Densho Digital Archive
Oregon Nikkei Endowment Collection
Title: Kena Gimba Interview
Narrator: Kena Gimba
Interviewer: Masako Hinatsu
Location: Milwaukie, Oregon
Date: January 29, 2003
Densho ID: denshovh-gkena-01-0006

<Begin Segment 6>

MH: You talk about your children. Did they go to Japanese school? I know they went to a regular school.

KG: No, because Jean was the only one that was school age by that time. So in the meantime, Mother had come back too, so we were settled in that home. We stayed at the Tsubois' home 'til we found this other place. But they started school at the Holiday Park area. And then after we moved and bought that place, then we moved over there, but I can't remember just when that was, end of 1946 because we came back in '45, I think. I think it was in '46 that we found, they found us the place that was this, they say it is acceptable people, didn't mind whether we were Japanese or whatever. So that's what we did. We moved over there and Ronnie went to, Ronnie and Jean. Ronnie wasn't quite old enough to go, but Jean, they went to Buckman grade school. That's where they, and then onto high school from there.

MH: Did you at any point when they were going to grade school feel any racial discrimination towards them?
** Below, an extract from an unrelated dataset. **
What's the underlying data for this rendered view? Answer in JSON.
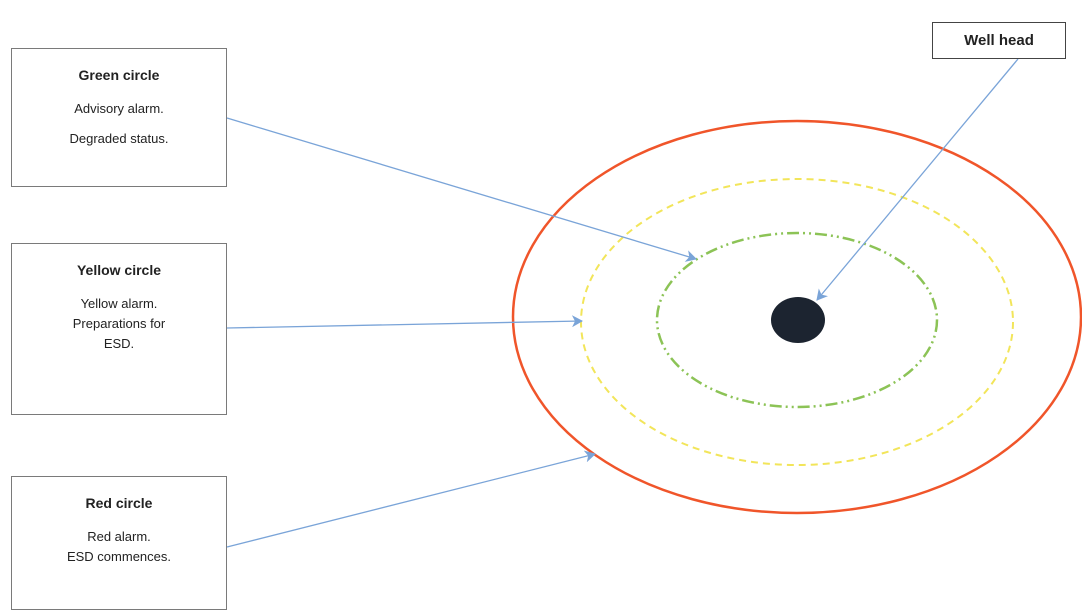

KG: That's really the part that, you know, the kids, the children never came back and said that anybody said anything bad about them. And like me as I say, my whole life, this is my whole life. Like I say, there was one instant, this was walking down the street in Portland. There was one woman that was, she worked in another department, but she just wouldn't, I don't know. She was a little hard to get to, and I remember, I met some very nice people there too. And this one woman, she was, we did a lot of things together, and I asked her about this particular person. She says, "Kena," she says, "forget her." She didn't know whether that woman was ready to accept me or not for some reason, but she didn't stay at the library very long. She moved on. I guess she didn't like the idea of having an Oriental there, I don't know. But most of the people there were very, very nice to me. So I can't say that I had any unpleasantness in my life, really.

MH: Now, where did your children go to high school?

KG: What did I major in in high school?

MH: No. Where did your children go to?

KG: Oh, where my kids went to. They went to Buckman. They finished there, and then they went onto Washington High School. That school is no more anymore. And then Jean went onto, I think she went to Willamette. And I know Ronnie went to Portland U., and they both finished there.

MH: Do you feel that they went on to college because of some influence that you might have had on them?

KG: What was that?

MH: Why do you think your children went to college?

KG: Oh, well, I impressed on them that they had better go on to college, otherwise, you know, their job opportunities wouldn't be that great. Neither one of them objected to going on and finishing their education which was -- I didn't have to "you got to." It wasn't that kind of a thing. I said, "It would be better for you if you did." So Ronnie finished in the engineering. And gosh, I think Jean just took a regular college course, I don't know. She didn't, she worked after school. That's all I can remember. She was working in the hospitals. She got into the, where they test things, you know. That's where she worked. She worked there for a while, so she must have been working, it's too long ago. My gosh, my eighty years are showing.